By Erica Meltzer, Chalkbeat Colorado
A teacher strike in Colorado’s high country is entering its second week with no sign of how or when the labor dispute will be resolved and even as classes resume in the district.
Teachers in Park County went on strike Oct. 14. Roughly 40 teachers serve some 600 students in the district based in Fairplay. Educators there are seeking raises that they say are necessary to stem turnover. In the lead up to the strike, the two sides had reached agreement on many aspects of a new contract — including giving the union the ability to bargain over salaries for the first time — but talks foundered when the union wanted to discuss salaries for the current school year.
District officials announced Sunday that schools would be open to students starting Monday, with the help of substitute teachers and support staff.
The district and the union met repeatedly last week with the help of a federal mediator, but did not reach an agreement. This is the third Colorado teacher strike in less than 18 months and now the longest of the three.
Late last week, the union proposed that the two sides hire a factfinder to do an independent review of the district’s finances. Superintendent Joe Torrez offered a counterproposal Friday evening that did not include the factfinder. Union members rejected that counterproposal over the weekend and decided to continue their strike.

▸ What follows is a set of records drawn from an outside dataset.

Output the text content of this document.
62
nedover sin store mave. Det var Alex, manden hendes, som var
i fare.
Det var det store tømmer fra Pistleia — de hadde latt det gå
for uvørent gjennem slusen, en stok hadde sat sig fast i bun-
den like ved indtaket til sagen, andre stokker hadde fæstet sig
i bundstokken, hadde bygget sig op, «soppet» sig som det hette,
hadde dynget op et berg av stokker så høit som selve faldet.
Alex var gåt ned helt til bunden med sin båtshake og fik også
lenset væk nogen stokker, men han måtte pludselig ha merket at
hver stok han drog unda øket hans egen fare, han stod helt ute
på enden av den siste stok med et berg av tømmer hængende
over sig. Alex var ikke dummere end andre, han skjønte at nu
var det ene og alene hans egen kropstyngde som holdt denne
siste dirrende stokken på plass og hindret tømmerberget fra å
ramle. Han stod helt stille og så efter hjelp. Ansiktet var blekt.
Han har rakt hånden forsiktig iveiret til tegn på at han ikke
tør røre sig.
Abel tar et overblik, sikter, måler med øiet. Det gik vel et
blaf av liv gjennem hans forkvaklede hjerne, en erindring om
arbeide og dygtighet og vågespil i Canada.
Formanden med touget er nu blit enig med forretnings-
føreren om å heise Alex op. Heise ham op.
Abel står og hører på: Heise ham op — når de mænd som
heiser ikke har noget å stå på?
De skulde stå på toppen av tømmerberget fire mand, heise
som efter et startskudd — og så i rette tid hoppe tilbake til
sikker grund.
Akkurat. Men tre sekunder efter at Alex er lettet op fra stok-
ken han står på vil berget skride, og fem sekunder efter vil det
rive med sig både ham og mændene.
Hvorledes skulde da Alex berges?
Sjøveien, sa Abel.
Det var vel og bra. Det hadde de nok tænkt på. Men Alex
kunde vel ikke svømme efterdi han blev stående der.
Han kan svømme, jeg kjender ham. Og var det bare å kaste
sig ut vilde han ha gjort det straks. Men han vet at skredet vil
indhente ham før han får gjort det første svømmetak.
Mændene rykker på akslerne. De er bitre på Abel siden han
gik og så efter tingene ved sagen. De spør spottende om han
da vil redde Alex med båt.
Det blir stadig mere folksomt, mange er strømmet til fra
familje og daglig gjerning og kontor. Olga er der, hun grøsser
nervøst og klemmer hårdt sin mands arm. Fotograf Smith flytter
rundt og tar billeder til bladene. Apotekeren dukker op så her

Also last week, school board President Kim Bundgaard announced that she would be resigning from the board at the Nov. 21 meeting but said her departure had been planned since July and was not related to the strike. The board has seen significant turnover and seated two new appointed members at the regular meeting Thursday. Union leaders have called for Bundgaard and other incumbent board members to step down immediately to allow for new leadership.